Training health care assistants is a “win-win” both for the unregulated workforce and for patients, says the nurse leader of Waikato District Health Board’s training programme.
Being able to offer a qualification in-house for free to HCAs – and completing it in around less than half the time of the usual training programme – has attracted interest from many DHBs and other providers across the country, says Colleen Mellsop, the nursing coordinator for the DHB’s HCA training.
Waikato first offered Careerforce’s Level 3 National Certificate in Health, Disability, and Aged Support as a pilot in 2011 and afterwards decided it could simplify and speed up the process to take less than the standard 10–12 month timeframe.
It had the resource material rewritten so it was both simplified and appropriate for HCAs working in the acute care sector.

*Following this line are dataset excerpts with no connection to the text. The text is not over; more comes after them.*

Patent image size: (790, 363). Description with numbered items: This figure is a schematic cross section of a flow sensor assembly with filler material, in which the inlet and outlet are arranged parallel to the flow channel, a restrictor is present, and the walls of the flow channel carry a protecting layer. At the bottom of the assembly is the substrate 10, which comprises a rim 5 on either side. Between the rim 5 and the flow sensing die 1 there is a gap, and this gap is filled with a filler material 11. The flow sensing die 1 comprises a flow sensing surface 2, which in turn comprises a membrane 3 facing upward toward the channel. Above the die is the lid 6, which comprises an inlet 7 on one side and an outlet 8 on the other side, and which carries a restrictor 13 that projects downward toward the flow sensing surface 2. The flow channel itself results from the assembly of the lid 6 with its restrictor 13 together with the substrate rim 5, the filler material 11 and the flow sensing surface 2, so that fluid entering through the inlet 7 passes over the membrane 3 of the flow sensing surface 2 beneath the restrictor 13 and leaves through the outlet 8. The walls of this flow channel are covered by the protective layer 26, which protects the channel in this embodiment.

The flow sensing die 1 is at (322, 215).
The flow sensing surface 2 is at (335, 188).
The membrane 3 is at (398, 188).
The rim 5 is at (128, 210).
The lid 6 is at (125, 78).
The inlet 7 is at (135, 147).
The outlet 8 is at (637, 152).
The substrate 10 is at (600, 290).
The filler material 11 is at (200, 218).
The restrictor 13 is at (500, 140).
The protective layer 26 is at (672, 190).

Then after another pilot, offering the programme over just a six-month time frame, Waikato’s Nursing and Midwifery Professional Development Unit worked closely with Careerforce to rewrite and condense the assessment material.
“In a nutshell, what we’ve done is made the qualification, we feel, more user friendly and relevant for our HCAs in this DHB,” says Mellsop.
To date, 82 HCAs and therapy assistants have completed the revised six month Careerforce certificate, and 108 HCAs are in line to also do the qualification, which is promoted as ‘desirable’ but not compulsory, this year. The programme is delivered over two formal study days and a half day for a practical assessment on moving and handling but the rest of the study is done in the HCA’s own time at home.
Registered nurses are also involved in the verification process on the ward and while some RNs were reluctant at the additional workload, Mellsop said most had embraced the training programme.
“They see the enormous benefit for themselves because the HCA workforce is doing most of the basic personal cares on the patients. So it really frees up the RN to focus on the other things they need to do.”
The board has a designated list of tasks that HCAs can or cannot do, and part of the training days stresses the importance of keeping themselves and their patients safe and how to say no to tasks they aren’t qualified to do.
“We talk about direction and delegation in reverse so they understand the concept and how it applies from their perspective.”
Mellsop says her involvement in the programme, which is delivered by herself and nurse educators Lyn Macleod and Jane Widdowson, who were extensively involved with its development, has been one of the most satisfying roles of her long nursing career.
“I really think they are a workforce that’s been neglected from a learning perspective. Sometimes they feel the RNs don’t treat them particularly well … and they get to do all the dirty jobs …
So it had been “really nice” to see HCAs achieve a qualification that makes them feel valued and validated and that they’ve “really got a strong place in the health care team”.